Le pôle public du médicament dont vous proposez la création pourrait alors se concentrer sur la production et la distribution de médicaments « de niche », régulièrement exposés à des tensions d’approvisionnement. C’est là que la pharmacie centrale des armées et l’Agence générale des équipements et produits de santé pourraient intervenir.
En revanche, en ce qui concerne la réquisition des laboratoires pharmaceutiques en temps de crise, il paraît selon nous difficile de rendre l’entreprise responsable d’une problématique qu’elle ne maîtrise pas complètement, à savoir le cycle production-commercialisation.
Madame la rapporteure, mes chers collègues, la pandémie a mis à mal certains clichés : depuis la crise, les termes de « souveraineté » et d’« indépendance » ne sont plus des gros mots, même dans les chapelles du nouveau monde – c’est peu dire !

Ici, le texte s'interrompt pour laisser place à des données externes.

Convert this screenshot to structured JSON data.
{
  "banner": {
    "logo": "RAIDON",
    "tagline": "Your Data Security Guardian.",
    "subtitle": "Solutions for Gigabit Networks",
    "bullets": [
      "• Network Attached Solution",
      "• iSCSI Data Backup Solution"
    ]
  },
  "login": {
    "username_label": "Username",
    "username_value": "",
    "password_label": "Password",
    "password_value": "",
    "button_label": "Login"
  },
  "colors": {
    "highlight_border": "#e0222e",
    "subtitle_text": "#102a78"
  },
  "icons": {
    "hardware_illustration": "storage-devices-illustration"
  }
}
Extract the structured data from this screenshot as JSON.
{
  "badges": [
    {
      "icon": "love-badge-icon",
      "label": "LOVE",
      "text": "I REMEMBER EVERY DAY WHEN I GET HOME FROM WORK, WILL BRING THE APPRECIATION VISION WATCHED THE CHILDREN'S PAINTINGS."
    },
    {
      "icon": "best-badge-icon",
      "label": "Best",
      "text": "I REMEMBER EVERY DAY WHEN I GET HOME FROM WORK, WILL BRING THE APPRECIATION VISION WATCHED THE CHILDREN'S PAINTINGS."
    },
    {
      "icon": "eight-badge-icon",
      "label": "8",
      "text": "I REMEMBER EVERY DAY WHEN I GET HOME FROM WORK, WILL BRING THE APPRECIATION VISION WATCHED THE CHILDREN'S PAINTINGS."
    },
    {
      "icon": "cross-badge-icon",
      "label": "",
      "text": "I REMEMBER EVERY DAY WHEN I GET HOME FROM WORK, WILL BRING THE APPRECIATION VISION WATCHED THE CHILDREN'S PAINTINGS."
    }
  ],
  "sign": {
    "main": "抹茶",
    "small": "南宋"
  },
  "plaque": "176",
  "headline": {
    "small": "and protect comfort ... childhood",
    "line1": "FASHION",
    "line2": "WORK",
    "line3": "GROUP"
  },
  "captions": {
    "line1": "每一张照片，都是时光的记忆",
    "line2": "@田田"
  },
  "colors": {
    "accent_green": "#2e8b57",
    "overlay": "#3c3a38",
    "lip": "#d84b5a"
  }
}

La souveraineté, c’est notre capacité à déployer plusieurs solutions face à un problème multifactoriel. Il ne suffit pas, en effet, de décréter l’autonomie pour qu’elle se réalise. C’est en cela, madame la rapporteure, que je juge votre texte bien intentionné, mais non abouti. Nous ne pouvons le suivre.
Avant de vouloir densifier le système actuel en le dotant d’une institution supplémentaire, ne devrait-on pas apprendre de l’échec ayant marqué la gestion de la crise sanitaire ?
Il me semble qu’une telle mesure suppose un certain nombre de prérequis : tout d’abord, que le pôle public que vous appelez de vos vœux soit de taille suffisante et capable d’aller se fournir en principes actifs sur la place internationale ; ensuite, que l’État ait la capacité de monter une usine, compte tenu du coût – plusieurs centaines de millions d’euros – et des délais inhérents à un tel projet.
Un pôle public pourrait-il, par ailleurs, produire à des coûts compétitifs ? Serait-il capable de produire des médicaments matures, voire génériques, pour un coût inférieur, sachant que les prix de tels médicaments sont déjà très bas ?
Si, en effet, la logique d’un tel projet est de mieux alimenter le marché français, nous devons avant tout nous poser la question de l’efficacité de la mesure.
Mes chers collègues, cette proposition de loi a le mérite de poser, une nouvelle fois, la question de notre souveraineté sanitaire.